Silver Snakes

Usually, when singer/guitarist Alex Estrada begins the writing process on a new Silver Snakes’ album, he will retreat to the California desert or mountains to distance himself from the day-to-day hustle of the Los Angeles landscape he calls home.

This time, he welcomed the chaos.

“I didn’t want this record to be influenced by seclusion,” Estrada said. “I wanted to experience the outside world for what it is at this time, not just in my own head or what my idea of it was. It was very different for me.”

“Saboteur” (Evil Ink Records) finds Estrada and bandmates, bassist Mike Trujillo, guitarist Jeremiah Bignell and drummer Garrett Harney delving further into a darker side of the human condition for their third full-length album (their first for Evil Ink) due out Feb 5th.

“I felt like the last record was very out in the open, it was like being in middle America…almost a Western feel,” Estrada explained. “’Saboteur’ reminds me of a dirty city with broken infrastructure and people on the streets.

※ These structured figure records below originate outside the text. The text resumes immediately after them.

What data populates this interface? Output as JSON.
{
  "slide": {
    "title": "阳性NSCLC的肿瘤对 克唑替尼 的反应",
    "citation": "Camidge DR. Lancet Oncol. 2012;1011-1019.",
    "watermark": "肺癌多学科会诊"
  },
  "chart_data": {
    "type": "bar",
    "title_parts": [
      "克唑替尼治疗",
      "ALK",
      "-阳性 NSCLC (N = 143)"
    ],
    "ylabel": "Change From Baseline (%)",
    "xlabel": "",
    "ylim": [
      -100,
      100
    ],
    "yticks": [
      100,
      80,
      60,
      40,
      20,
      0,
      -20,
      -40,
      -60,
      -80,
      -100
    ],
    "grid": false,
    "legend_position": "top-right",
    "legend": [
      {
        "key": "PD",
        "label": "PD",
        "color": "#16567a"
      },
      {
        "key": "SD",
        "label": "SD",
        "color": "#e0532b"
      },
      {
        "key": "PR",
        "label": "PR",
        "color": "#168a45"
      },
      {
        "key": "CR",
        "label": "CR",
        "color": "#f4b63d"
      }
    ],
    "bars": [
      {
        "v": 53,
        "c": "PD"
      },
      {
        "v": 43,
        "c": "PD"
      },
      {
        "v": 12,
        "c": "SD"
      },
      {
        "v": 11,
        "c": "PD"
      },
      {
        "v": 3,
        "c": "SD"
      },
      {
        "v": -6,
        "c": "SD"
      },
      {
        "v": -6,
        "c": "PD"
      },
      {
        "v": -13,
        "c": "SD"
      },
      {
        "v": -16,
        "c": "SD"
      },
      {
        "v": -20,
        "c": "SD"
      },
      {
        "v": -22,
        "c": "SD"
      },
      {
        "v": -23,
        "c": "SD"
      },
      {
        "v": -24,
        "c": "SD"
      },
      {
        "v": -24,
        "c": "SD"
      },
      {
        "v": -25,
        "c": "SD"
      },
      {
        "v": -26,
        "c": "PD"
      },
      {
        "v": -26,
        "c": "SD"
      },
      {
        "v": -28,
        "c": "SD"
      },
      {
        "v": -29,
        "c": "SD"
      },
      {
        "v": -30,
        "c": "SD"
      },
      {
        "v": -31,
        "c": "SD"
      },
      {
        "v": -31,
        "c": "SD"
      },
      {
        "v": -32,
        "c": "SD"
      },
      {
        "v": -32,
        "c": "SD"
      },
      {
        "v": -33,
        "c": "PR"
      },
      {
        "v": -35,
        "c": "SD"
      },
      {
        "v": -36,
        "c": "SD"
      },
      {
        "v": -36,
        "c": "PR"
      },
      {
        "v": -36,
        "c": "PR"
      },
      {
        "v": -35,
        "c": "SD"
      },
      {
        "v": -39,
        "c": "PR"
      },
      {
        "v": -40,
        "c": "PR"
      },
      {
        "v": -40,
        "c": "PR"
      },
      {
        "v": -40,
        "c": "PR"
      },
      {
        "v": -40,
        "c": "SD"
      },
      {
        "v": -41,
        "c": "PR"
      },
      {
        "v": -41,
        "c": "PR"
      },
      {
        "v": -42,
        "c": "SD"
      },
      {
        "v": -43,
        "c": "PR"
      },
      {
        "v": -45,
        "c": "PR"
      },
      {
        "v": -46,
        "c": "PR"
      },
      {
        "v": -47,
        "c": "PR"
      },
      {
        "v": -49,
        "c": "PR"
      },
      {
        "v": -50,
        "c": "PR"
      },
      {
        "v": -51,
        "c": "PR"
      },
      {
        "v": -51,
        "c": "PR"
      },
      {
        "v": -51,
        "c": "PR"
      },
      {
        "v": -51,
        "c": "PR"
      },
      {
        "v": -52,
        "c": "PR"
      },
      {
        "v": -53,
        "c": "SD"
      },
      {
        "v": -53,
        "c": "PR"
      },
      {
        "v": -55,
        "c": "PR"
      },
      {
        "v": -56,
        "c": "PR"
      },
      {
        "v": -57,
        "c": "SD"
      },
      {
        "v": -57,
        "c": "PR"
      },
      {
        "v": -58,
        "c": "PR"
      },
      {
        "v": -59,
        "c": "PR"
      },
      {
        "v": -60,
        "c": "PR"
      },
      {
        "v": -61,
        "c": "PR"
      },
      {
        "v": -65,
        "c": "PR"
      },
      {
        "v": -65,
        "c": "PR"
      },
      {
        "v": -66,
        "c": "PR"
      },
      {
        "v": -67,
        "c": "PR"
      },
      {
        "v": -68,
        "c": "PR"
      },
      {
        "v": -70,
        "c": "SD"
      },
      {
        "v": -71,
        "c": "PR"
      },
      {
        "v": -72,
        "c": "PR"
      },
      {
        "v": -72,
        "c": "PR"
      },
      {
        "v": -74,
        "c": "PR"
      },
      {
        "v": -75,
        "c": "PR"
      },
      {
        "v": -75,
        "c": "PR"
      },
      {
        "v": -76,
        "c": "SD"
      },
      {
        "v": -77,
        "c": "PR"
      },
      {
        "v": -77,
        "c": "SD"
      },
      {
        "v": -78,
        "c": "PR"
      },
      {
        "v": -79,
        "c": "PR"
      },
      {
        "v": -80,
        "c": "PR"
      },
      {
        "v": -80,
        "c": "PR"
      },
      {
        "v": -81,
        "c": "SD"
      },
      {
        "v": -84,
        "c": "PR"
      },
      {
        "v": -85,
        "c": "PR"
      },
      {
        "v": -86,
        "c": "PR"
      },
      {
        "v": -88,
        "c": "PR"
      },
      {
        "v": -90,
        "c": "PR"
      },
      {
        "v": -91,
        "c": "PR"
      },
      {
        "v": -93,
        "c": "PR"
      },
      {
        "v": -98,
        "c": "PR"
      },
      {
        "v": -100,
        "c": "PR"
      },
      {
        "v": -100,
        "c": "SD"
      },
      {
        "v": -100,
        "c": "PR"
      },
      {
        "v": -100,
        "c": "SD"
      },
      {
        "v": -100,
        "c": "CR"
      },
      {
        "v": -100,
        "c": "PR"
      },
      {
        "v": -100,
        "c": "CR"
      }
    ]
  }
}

I feel like this is more of a social record.”

Formed in 2011, after Estrada’s hardcore/crust band Cathedrals went defunct, Silver Snakes started an evolution that has blended his many influences, from Latin singer Lola Beltrán to bands like Godflesh and Ministry. So, not surprisingly, “Saboteur,” finds the songwriter experimenting with samples, synths and beats for the first time. “It’s something I have always had an interest in, and it felt like a new challenge. It’s not like picking up a guitar and teaching yourself a few chords.”

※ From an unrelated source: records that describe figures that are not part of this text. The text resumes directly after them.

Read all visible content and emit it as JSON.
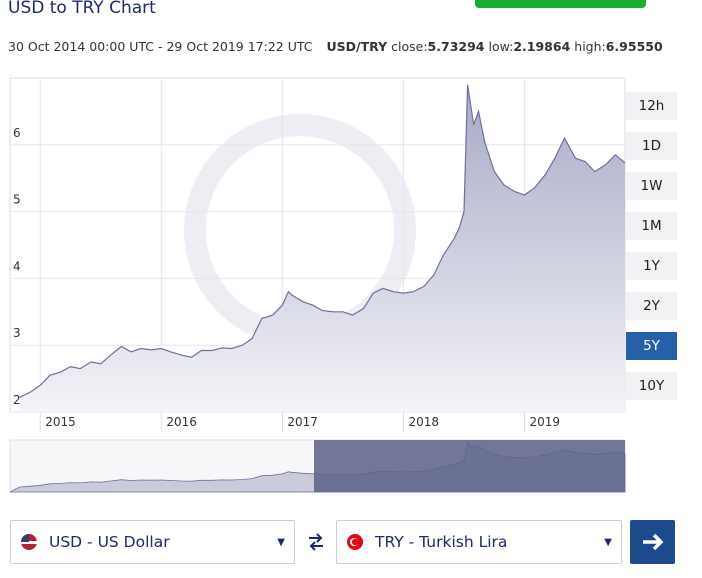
{
  "header": {
    "title": "USD to TRY Chart",
    "range": "30 Oct 2014 00:00 UTC - 29 Oct 2019 17:22 UTC",
    "pair": "USD/TRY",
    "close_label": "close:",
    "close": "5.73294",
    "low_label": "low:",
    "low": "2.19864",
    "high_label": "high:",
    "high": "6.95550"
  },
  "chart_data": {
    "type": "area",
    "color": "#6d7199",
    "x": [
      2014.83,
      2014.92,
      2015.0,
      2015.08,
      2015.17,
      2015.25,
      2015.33,
      2015.42,
      2015.5,
      2015.58,
      2015.67,
      2015.75,
      2015.83,
      2015.92,
      2016.0,
      2016.08,
      2016.17,
      2016.25,
      2016.33,
      2016.42,
      2016.5,
      2016.58,
      2016.67,
      2016.75,
      2016.83,
      2016.92,
      2017.0,
      2017.05,
      2017.08,
      2017.17,
      2017.25,
      2017.33,
      2017.42,
      2017.5,
      2017.58,
      2017.67,
      2017.75,
      2017.83,
      2017.92,
      2018.0,
      2018.08,
      2018.17,
      2018.25,
      2018.33,
      2018.42,
      2018.46,
      2018.5,
      2018.53,
      2018.58,
      2018.62,
      2018.67,
      2018.75,
      2018.83,
      2018.92,
      2019.0,
      2019.08,
      2019.17,
      2019.25,
      2019.33,
      2019.42,
      2019.5,
      2019.58,
      2019.67,
      2019.75,
      2019.83
    ],
    "values": [
      2.22,
      2.3,
      2.4,
      2.55,
      2.6,
      2.68,
      2.65,
      2.75,
      2.72,
      2.85,
      2.98,
      2.9,
      2.95,
      2.93,
      2.95,
      2.9,
      2.85,
      2.82,
      2.92,
      2.92,
      2.96,
      2.95,
      3.0,
      3.1,
      3.4,
      3.45,
      3.6,
      3.8,
      3.75,
      3.65,
      3.6,
      3.52,
      3.5,
      3.5,
      3.45,
      3.55,
      3.78,
      3.85,
      3.8,
      3.78,
      3.8,
      3.88,
      4.05,
      4.35,
      4.6,
      4.75,
      5.0,
      6.9,
      6.3,
      6.5,
      6.05,
      5.6,
      5.4,
      5.3,
      5.25,
      5.35,
      5.55,
      5.8,
      6.1,
      5.8,
      5.75,
      5.6,
      5.7,
      5.85,
      5.73
    ],
    "xlim": [
      2014.75,
      2019.83
    ],
    "xticks": [
      2015,
      2016,
      2017,
      2018,
      2019
    ],
    "ylim": [
      2,
      7
    ],
    "yticks": [
      2,
      3,
      4,
      5,
      6
    ],
    "grid": true
  },
  "range_buttons": [
    "12h",
    "1D",
    "1W",
    "1M",
    "1Y",
    "2Y",
    "5Y",
    "10Y"
  ],
  "active_range": "5Y",
  "from_currency": "USD - US Dollar",
  "to_currency": "TRY - Turkish Lira"
}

Inspired by two alternative masterpieces: Nine Inch Nail’s “The Downward Spiral” and Sleep’s cult classic “Dopesmoker,” the storyline interwoven with the music of “Saboteur” takes the listener through a pyrrhic victory of someone who, because of their own passions and goals, sabotages and manipulates for their own benefit and soon has to come face to face with the consequences of their actions.

“The idea of sabotage is something that can be applied to everyone’s lives,” Estrada said, revealing the muse behind the album’s title.

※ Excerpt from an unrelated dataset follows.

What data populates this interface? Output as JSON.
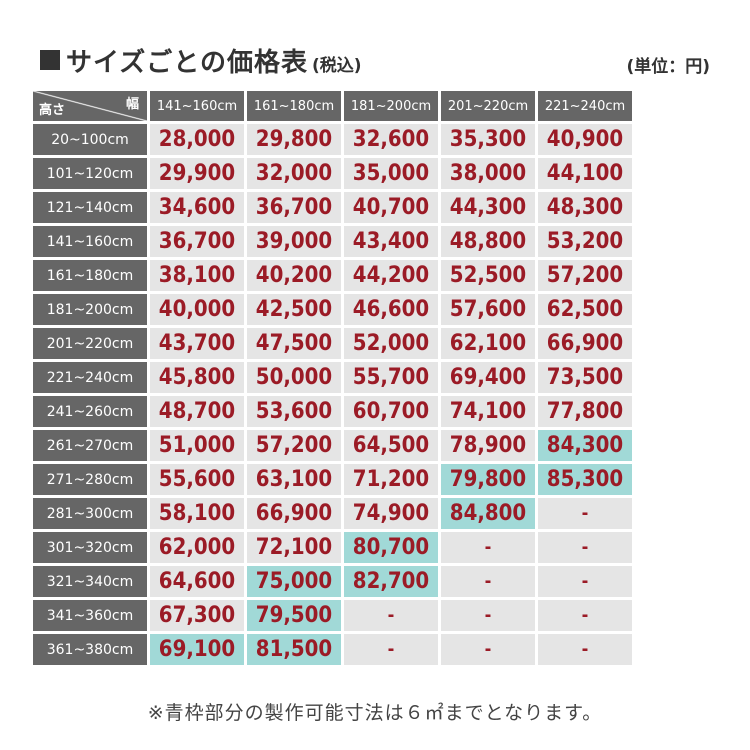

“It is a human urge to want to succeed over everyone else, or to see someone not succeed just for the pleasure you get out of that…that’s what this record is about.”

While “Saboteur” is not full-on concept album, there is a common thread which ties songs like the Deftones-meets-Om track “Glass” with the hypnotically heavy riffs of “Dresden.”

The mechanical, heartless feel of “Saboteur” enhances the narrative that Estrada and the band explore thematically on this release, but also runs the risk of alienating fans of the band’s earlier riff-laden albums.

It is a risk Estrada is willing to take to see Silver Snakes continue to push boundaries the way his musical heroes did more than 20 years ago.

“Bands like Nine Inch Nails do whatever the fuck they want because their first few records were similar and built on each other. The fact that from the get-go we have done something different from album to album is kind of a self sabotage on ourselves,” Estrada said, highlighting a crossroads the band once again finds themselves in on the verge of a new album and tour next year with Coheed and Cambria and Glassjaw.

“We have always written what we want to write,” Estrada said. “regardless of the fact that this new album might be a bit more accessible, it is still the darkest music we have ever written.”